Microsoft still isn’t offering a clear answer on whether ARM-based Windows 8 computers will support the classic Windows desktop, but a recent blog post suggests that the company will.
The post, on Microsoft’s Building Windows 8 blog, is a rather technical discussion on power efficiency. Buried deep in the post, however, is a discussion of System on Chip (SoC) architectures, and how they can enter a state of “connected standby,” during which the computer runs on very low power while still receiving information. The blog discusses how Windows 8 will handle both desktop and Metro-style apps in connected standby.
As ZDNet’s Mary Jo Foley points out, ARM-based devices use SoC architectures, so the fact that SoC devices will run both Metro-style and desktop apps suggests that ARM-based computers will support the Windows 8 desktop after all.
The issue isn’t cut and dry, though, because Intel is working on its own SoC solution, codenamed Medfield, using x86 architecture. Microsoft’s blog post may only be referring to whatever Intel is working on.

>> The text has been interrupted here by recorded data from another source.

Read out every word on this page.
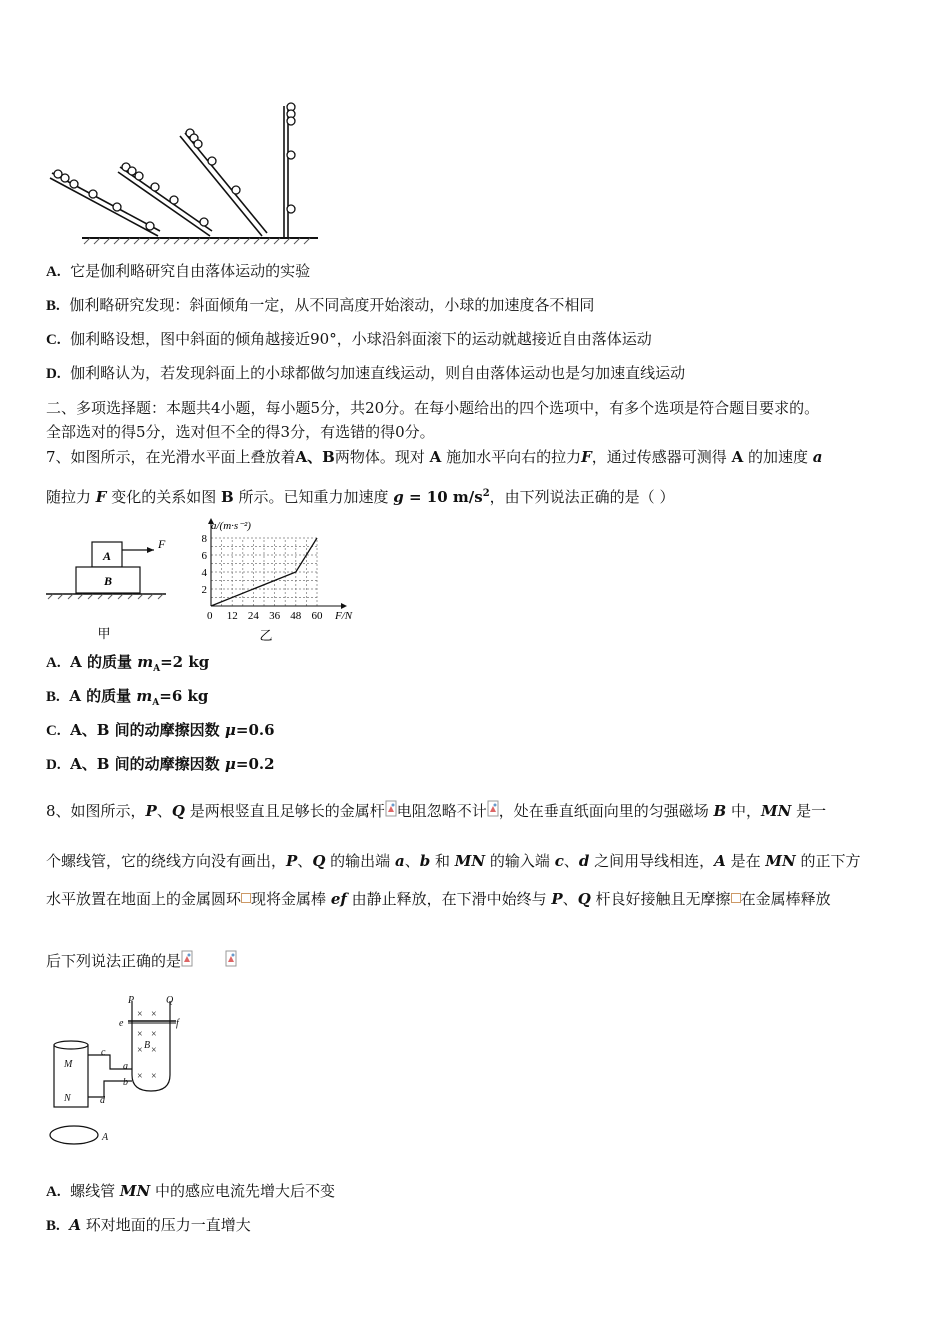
A. 它是伽利略研究自由落体运动的实验
B. 伽利略研究发现：斜面倾角一定，从不同高度开始滚动，小球的加速度各不相同
C. 伽利略设想，图中斜面的倾角越接近90°，小球沿斜面滚下的运动就越接近自由落体运动
D. 伽利略认为，若发现斜面上的小球都做匀加速直线运动，则自由落体运动也是匀加速直线运动
二、多项选择题：本题共4小题，每小题5分，共20分。在每小题给出的四个选项中，有多个选项是符合题目要求的。
全部选对的得5分，选对但不全的得3分，有选错的得0分。
7、如图所示，在光滑水平面上叠放着A、B两物体。现对 A 施加水平向右的拉力F，通过传感器可测得 A 的加速度 a
随拉力 F 变化的关系如图 B 所示。已知重力加速度 g = 10 $m/s^2$，由下列说法正确的是（ ）
A
B
F
甲
12 24 36 48 60
2
4
6
8
a/(m·s⁻²)
F/N
0
乙
A. A 的质量 $m_A=2$ kg
B. A 的质量 $m_A=6$ kg
C. A、B 间的动摩擦因数 μ=0.6
D. A、B 间的动摩擦因数 μ=0.2
8、如图所示，P、Q 是两根竖直且足够长的金属杆 电阻忽略不计 ，处在垂直纸面向里的匀强磁场 B 中，MN 是一
个螺线管，它的绕线方向没有画出，P、Q 的输出端 a、b 和 MN 的输入端 c、d 之间用导线相连，A 是在 MN 的正下方
水平放置在地面上的金属圆环 现将金属棒 ef 由静止释放，在下滑中始终与 P、Q 杆良好接触且无摩擦 在金属棒释放
后下列说法正确的是
× ×
× ×
× ×
× ×
P	Q
e	f
B
M
N
c
d
a
b
A
A. 螺线管 MN 中的感应电流先增大后不变
B. A 环对地面的压力一直增大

What’s the big deal about ARM-based PCs? Unlike current x86-based machines, which mainly use processors from Intel and AMD, ARM-based SoC devices generally draw less power and can wake from standby instantly. And as Microsoft’s blog post points out, SoC systems can enter a near-sleep state where they can still retrieve e-mails, text messages and other information. Although Intel’s Medfield SoC solution sounds promising, and would be able to run all Windows desktop applications, it’s not clear whether it’ll be tablet-ready in time for the launch of Windows 8.
At some point, Microsoft will need to offer clear answers on how the desktop will work on ARM-based Windows 8 devices, not just for techies, but for average folks who don’t care about the technical difference between system architectures. My guess is that the company is still trying to figure out the best possible explanation.